Additionally, there are the logs and benchmarks directory which contain the log and benchmark files of each rule. Log files contain the rules’ standard error (stderr), so they are useful for debugging in case your workflow errors out. Benchmark files, on the other hand, contain the output of the psutil command, which is the memory consumption and runtime of each rule.

The output directory of each module contains subdirectories named after each rule. These rule directories may contain yet another level of subdirectories named after each sample. So, the structure of Metaphor’s output in general follows this pattern:

(metaphor)$ tree output/
output/
└── module_1/
    └── rule_a/
        └── file_aa
        └── file_ab
└── module_2/
    └── rule_b/
        └── sample_1/
            └── file_ba
            └── file_bb
        └── sample_2/

And so on.

QC

The QC module contains four directories and the multiqc.html report:

  • fastp: output of the fastp rule, which removes the adapters and performs quality fastp on the raw reads.

  • fastqc: output of the FastQC rule. Has subdirectories for raw, trimmed, and merged reads.

  • merged: merged reads after QC.

  • multiqc_data: data for the multiqc.html report.

Assembly

The assembly module contains two directories:

  • assembly_report: report with assembly metrics for all samples, along with plots.

  • megahit: results of the MegaHIT assembly.
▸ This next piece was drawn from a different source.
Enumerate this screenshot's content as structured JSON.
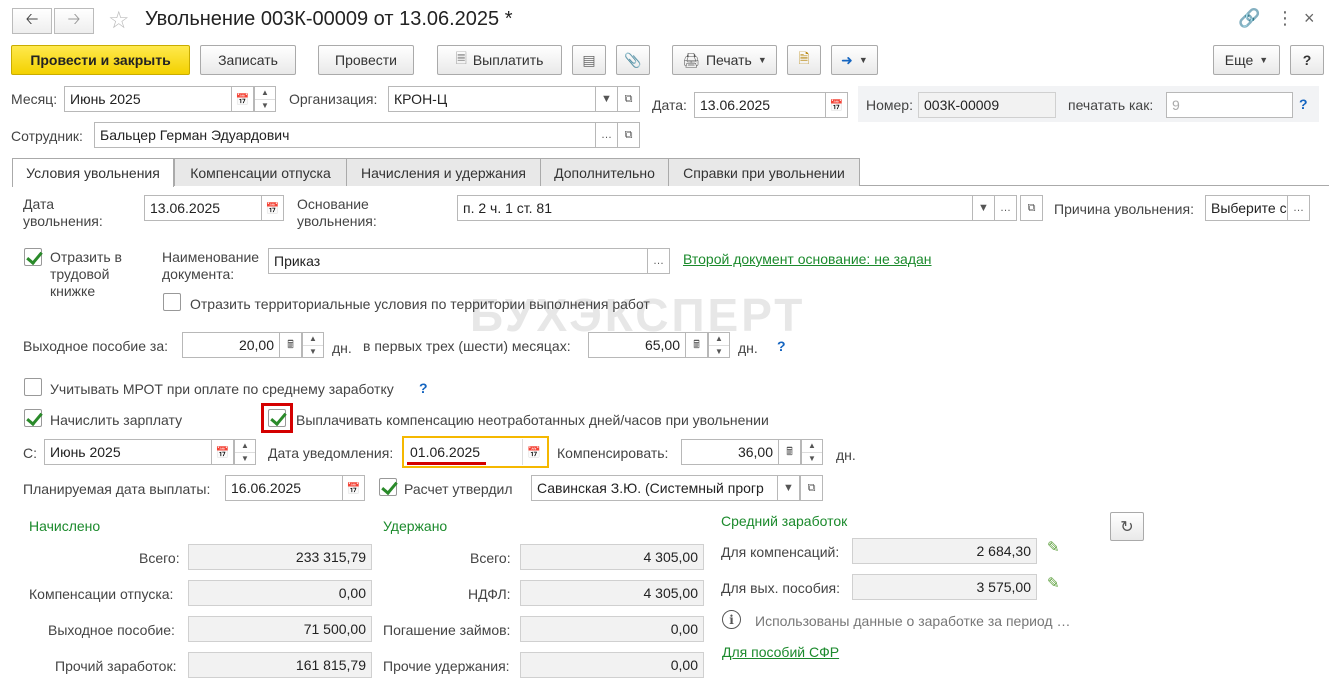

Contains subdirectories for each sample.

Annotation

This module contains three directories:

  • cog: final output of the annotation with the NCBI COG database. Generated from the DIAMOND tables along with the COG reference files. This contains subdirectories for each sample with the taxonomy and annotation tables for each sample, and two extra subdirectories:

    • tables: the concatenated (with all samples) tables of taxonomy and functional annotation.
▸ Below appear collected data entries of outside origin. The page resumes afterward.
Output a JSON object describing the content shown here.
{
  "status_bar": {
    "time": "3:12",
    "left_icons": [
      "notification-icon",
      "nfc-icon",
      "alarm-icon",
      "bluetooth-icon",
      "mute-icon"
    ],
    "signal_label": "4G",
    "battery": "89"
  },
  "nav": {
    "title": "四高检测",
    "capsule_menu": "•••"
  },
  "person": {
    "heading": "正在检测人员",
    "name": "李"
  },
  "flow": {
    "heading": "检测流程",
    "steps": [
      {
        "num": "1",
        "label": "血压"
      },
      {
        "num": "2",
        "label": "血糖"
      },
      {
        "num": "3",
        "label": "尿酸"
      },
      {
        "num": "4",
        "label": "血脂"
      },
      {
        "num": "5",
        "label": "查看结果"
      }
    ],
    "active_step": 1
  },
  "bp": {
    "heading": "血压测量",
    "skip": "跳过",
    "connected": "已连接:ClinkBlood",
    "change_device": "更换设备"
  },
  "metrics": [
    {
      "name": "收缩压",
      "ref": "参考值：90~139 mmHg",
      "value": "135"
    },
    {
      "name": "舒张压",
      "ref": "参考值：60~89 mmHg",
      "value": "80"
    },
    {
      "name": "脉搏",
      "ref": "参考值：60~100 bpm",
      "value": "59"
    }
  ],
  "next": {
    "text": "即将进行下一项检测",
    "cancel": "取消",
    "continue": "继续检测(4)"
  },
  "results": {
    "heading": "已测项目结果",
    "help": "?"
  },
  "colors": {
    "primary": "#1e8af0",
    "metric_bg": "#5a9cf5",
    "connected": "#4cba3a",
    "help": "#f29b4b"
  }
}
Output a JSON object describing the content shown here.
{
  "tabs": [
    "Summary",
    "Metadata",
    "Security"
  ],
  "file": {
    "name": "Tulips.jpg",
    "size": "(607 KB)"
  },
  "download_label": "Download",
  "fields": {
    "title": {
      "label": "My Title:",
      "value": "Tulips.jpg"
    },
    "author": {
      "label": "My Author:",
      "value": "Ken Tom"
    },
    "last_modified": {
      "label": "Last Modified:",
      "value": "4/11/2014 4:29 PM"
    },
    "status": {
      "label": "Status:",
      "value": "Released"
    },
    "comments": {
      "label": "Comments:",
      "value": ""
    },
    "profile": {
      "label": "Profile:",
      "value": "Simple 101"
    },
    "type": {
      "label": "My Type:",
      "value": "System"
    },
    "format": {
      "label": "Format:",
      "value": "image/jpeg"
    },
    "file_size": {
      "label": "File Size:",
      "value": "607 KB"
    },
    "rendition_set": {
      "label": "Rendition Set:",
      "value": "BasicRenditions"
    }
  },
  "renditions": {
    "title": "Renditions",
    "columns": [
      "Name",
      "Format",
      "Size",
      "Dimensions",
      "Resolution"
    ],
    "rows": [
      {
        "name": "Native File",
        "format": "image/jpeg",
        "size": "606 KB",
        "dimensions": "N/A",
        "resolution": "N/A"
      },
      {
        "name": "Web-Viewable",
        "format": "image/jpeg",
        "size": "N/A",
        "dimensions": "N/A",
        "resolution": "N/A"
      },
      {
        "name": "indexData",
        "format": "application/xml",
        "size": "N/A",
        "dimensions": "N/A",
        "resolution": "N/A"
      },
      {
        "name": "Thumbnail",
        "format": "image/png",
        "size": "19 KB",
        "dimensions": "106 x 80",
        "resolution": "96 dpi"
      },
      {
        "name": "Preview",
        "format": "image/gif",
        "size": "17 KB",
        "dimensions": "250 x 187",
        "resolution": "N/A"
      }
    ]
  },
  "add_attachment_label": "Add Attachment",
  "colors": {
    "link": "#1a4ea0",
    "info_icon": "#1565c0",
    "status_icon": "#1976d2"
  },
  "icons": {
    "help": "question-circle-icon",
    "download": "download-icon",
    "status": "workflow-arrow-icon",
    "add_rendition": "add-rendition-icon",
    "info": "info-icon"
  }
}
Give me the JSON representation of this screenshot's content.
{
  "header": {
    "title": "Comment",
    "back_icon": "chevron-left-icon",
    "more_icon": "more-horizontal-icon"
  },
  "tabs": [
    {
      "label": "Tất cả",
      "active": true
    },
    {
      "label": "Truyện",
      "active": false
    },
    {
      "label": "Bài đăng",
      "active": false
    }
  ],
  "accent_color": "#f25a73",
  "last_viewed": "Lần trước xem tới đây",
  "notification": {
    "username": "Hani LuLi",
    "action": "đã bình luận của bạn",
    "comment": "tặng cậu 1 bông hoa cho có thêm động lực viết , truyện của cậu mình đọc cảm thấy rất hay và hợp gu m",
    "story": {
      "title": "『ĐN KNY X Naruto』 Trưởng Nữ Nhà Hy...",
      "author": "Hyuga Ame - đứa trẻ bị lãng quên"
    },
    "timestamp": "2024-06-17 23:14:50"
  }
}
    • plots: the plots generated from the concatenated tables.

  • diamond: output tables of the DIAMOND annotation. These tables are similar to BLAST tabular format.

  • prodigal: output of gene prediction with Prodigal. Contains subdirectories for each binning group. Each subdirectory contains 3-4 files:

    • {binning_group}_genbank.gbk: the GenBank Flat File format.

    • {binning_group}_genes.fna: predicted coding sequences as nucleotides.

    • {binning_group}_proteins.faa: predicted coding sequences as amino acids

    • {binning_group}_scores.cds (optional): is the tabular format with the scores for all possible genes.

Mapping

This module contains the files that map the original reads back to both contigs and genes (CDSs). These files are required for the binning process:

  • bam: directory with BAM (four different kinds) files for all samples.

  • {binning_group}_{genes|contigs}_catalogue.fna.gz: concatenated contigs for all samples.

  • {binning_group}_{genes|contigs}_catalogue.mmi: index file of the concatenated contigs and genes

  • bam_{genes|contigs}_depths.txt: coverage of each contig calculated from BAM files.

Binning

This module contains one directory for each of the binners:

  • metabat2: bins are inside this directory as .fa files.

  • vamb: contains a bins directory.

  • concoct: contains a fasta_bins directory.

  • DAS_tool: contains the refined bins inside the DASTool_bins directory, and the table with quality score for each bin is named as DASTool_summary.tsv

Postprocessing

The postprocessing module contains four different plots:

  • memory_barplot_errorbar.png

  • memory_barplot_sum.png

  • runtime_barplot_errorbar.png

  • runtime_barplot_sum.png

These plots show the total (_sum) and average (_errorbar) runtime and memory consumption for each rule. You can use them to identify computational bottlenecks in your analyses, that is, if any rule in particular is taking more time than it should.